Keeping child care facilities operational is crucial, in order to enable both essential workers to continue working and to ensure that child care facilities can afford to continue serving the community even after the crisis has passed.

With a cap on the number of children a facility can host in any given day, enrollment numbers, and thus revenue, are a small fraction of what they were before the outbreak.

"Programs are experiencing an extreme loss of income and are still being expected to provide care," said Karen Prow, NeighborImpact Child Care Resources Director. "Things are really tough and I didn't know how [child care providers] were going to weather this."

After recognizing the need, Prow, together with City of Bend Economic Development Director, Carolyn Eagan, approached the City of Bend and Deschutes County with a proposed solution.

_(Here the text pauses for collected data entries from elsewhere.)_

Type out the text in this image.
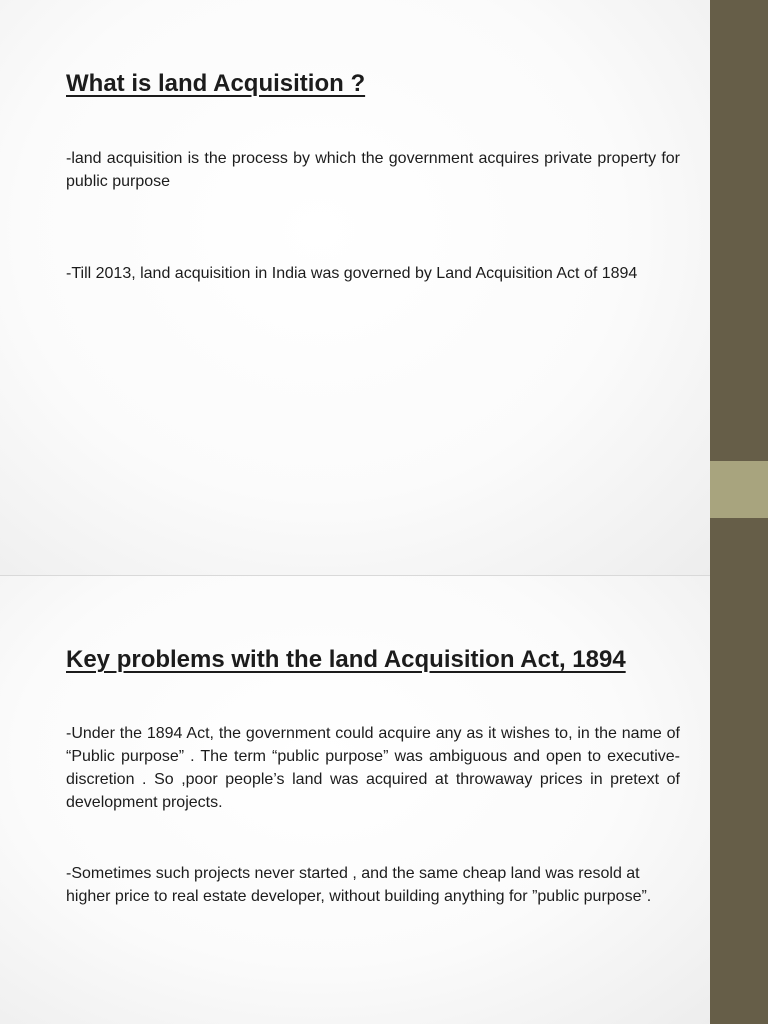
What is land Acquisition ?

-land acquisition is the process by which the government acquires private property for public purpose

-Till 2013, land acquisition in India was governed by Land Acquisition Act of 1894

Key problems with the land Acquisition Act, 1894

-Under the 1894 Act, the government could acquire any as it wishes to, in the name of “Public purpose” . The term “public purpose” was ambiguous and open to executive-discretion . So ,poor people’s land was acquired at throwaway prices in pretext of development projects.

-Sometimes such projects never started , and the same cheap land was resold at higher price to real estate developer, without building anything for ”public purpose”.
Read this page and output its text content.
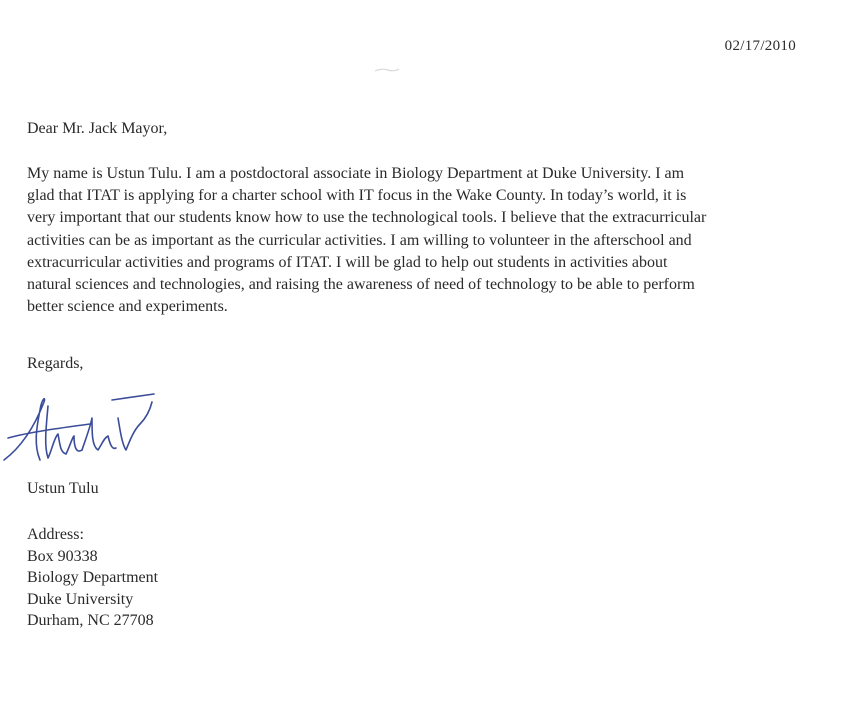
02/17/2010
Dear Mr. Jack Mayor,
My name is Ustun Tulu. I am a postdoctoral associate in Biology Department at Duke University. I am
glad that ITAT is applying for a charter school with IT focus in the Wake County. In today’s world, it is
very important that our students know how to use the technological tools. I believe that the extracurricular
activities can be as important as the curricular activities. I am willing to volunteer in the afterschool and
extracurricular activities and programs of ITAT. I will be glad to help out students in activities about
natural sciences and technologies, and raising the awareness of need of technology to be able to perform
better science and experiments.
Regards,
Ustun Tulu
Address:
Box 90338
Biology Department
Duke University
Durham, NC 27708
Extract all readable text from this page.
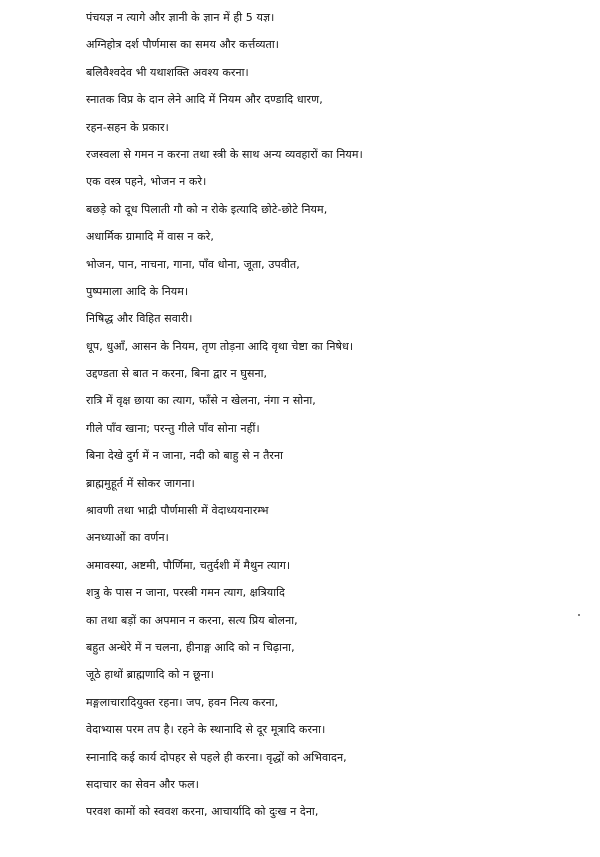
पंचयज्ञ न त्यागे और ज्ञानी के ज्ञान में ही 5 यज्ञ।
अग्निहोत्र दर्श पौर्णमास का समय और कर्त्तव्यता।
बलिवैश्वदेव भी यथाशक्ति अवश्य करना।
स्नातक विप्र के दान लेने आदि में नियम और दण्डादि धारण,
रहन-सहन के प्रकार।
रजस्वला से गमन न करना तथा स्त्री के साथ अन्य व्यवहारों का नियम।
एक वस्त्र पहने, भोजन न करे।
बछड़े को दूध पिलाती गौ को न रोके इत्यादि छोटे-छोटे नियम,
अधार्मिक ग्रामादि में वास न करे,
भोजन, पान, नाचना, गाना, पाँव धोना, जूता, उपवीत,
पुष्पमाला आदि के नियम।
निषिद्ध और विहित सवारी।
धूप, धुआँ, आसन के नियम, तृण तोड़ना आदि वृथा चेष्टा का निषेध।
उद्दण्डता से बात न करना, बिना द्वार न घुसना,
रात्रि में वृक्ष छाया का त्याग, फाँसे न खेलना, नंगा न सोना,
गीले पाँव खाना; परन्तु गीले पाँव सोना नहीं।
बिना देखे दुर्ग में न जाना, नदी को बाहु से न तैरना
ब्राह्ममुहूर्त में सोकर जागना।
श्रावणी तथा भाद्री पौर्णमासी में वेदाध्ययनारम्भ
अनध्याओं का वर्णन।
अमावस्या, अष्टमी, पौर्णिमा, चतुर्दशी में मैथुन त्याग।
शत्रु के पास न जाना, परस्त्री गमन त्याग, क्षत्रियादि
का तथा बड़ों का अपमान न करना, सत्य प्रिय बोलना,
बहुत अन्धेरे में न चलना, हीनाङ्ग आदि को न चिढ़ाना,
जूठे हाथों ब्राह्मणादि को न छूना।
मङ्गलाचारादियुक्त रहना। जप, हवन नित्य करना,
वेदाभ्यास परम तप है। रहने के स्थानादि से दूर मूत्रादि करना।
स्नानादि कई कार्य दोपहर से पहले ही करना। वृद्धों को अभिवादन,
सदाचार का सेवन और फल।
परवश कामों को स्ववश करना, आचार्यादि को दुःख न देना,
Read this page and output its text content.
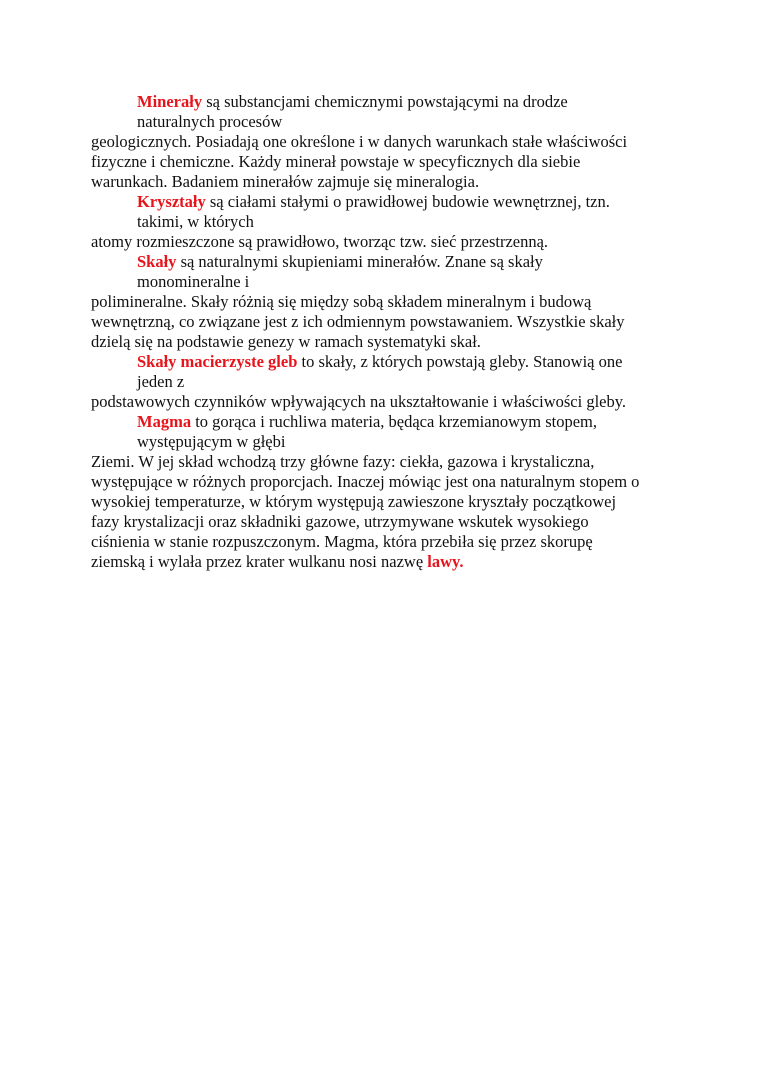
Minerały są substancjami chemicznymi powstającymi na drodze

naturalnych procesów

geologicznych. Posiadają one określone i w danych warunkach stałe właściwości

fizyczne i chemiczne. Każdy minerał powstaje w specyficznych dla siebie

warunkach. Badaniem minerałów zajmuje się mineralogia.

Kryształy są ciałami stałymi o prawidłowej budowie wewnętrznej, tzn.

takimi, w których

atomy rozmieszczone są prawidłowo, tworząc tzw. sieć przestrzenną.

Skały są naturalnymi skupieniami minerałów. Znane są skały

monomineralne i

polimineralne. Skały różnią się między sobą składem mineralnym i budową

wewnętrzną, co związane jest z ich odmiennym powstawaniem. Wszystkie skały

dzielą się na podstawie genezy w ramach systematyki skał.

Skały macierzyste gleb to skały, z których powstają gleby. Stanowią one

jeden z

podstawowych czynników wpływających na ukształtowanie i właściwości gleby.

Magma to gorąca i ruchliwa materia, będąca krzemianowym stopem,

występującym w głębi

Ziemi. W jej skład wchodzą trzy główne fazy: ciekła, gazowa i krystaliczna,

występujące w różnych proporcjach. Inaczej mówiąc jest ona naturalnym stopem o

wysokiej temperaturze, w którym występują zawieszone kryształy początkowej

fazy krystalizacji oraz składniki gazowe, utrzymywane wskutek wysokiego

ciśnienia w stanie rozpuszczonym. Magma, która przebiła się przez skorupę

ziemską i wylała przez krater wulkanu nosi nazwę lawy.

"The county commissioners understand the essential role in the economy that child care plays and so they were willing to come in with $50,000, and sort of challenged the City of Bend to match them," said Eagan.

The City of Bend and Deschutes County each contributed $50,000 to a relief program which will offer small "bridge" grants to local child care providers. NeighborImpact will administer the grants, which will provide up to $6,000 to local emergency child care facilities in order to help them stay open until state funding is released.

NeighborImpact will work to identify providers that qualify for the funds based on the programs' financial need, Spark quality rating and the facilities' ability to continue to serve the community for years to come.

"This is just another step in this decades-long relationship between NeighborImpact, the City of Bend, Deschutes County and other partners to make sure all members of our community thrive," said Eagan. "There really is no getting our workforce re-employed without child care; and child care needs to come first."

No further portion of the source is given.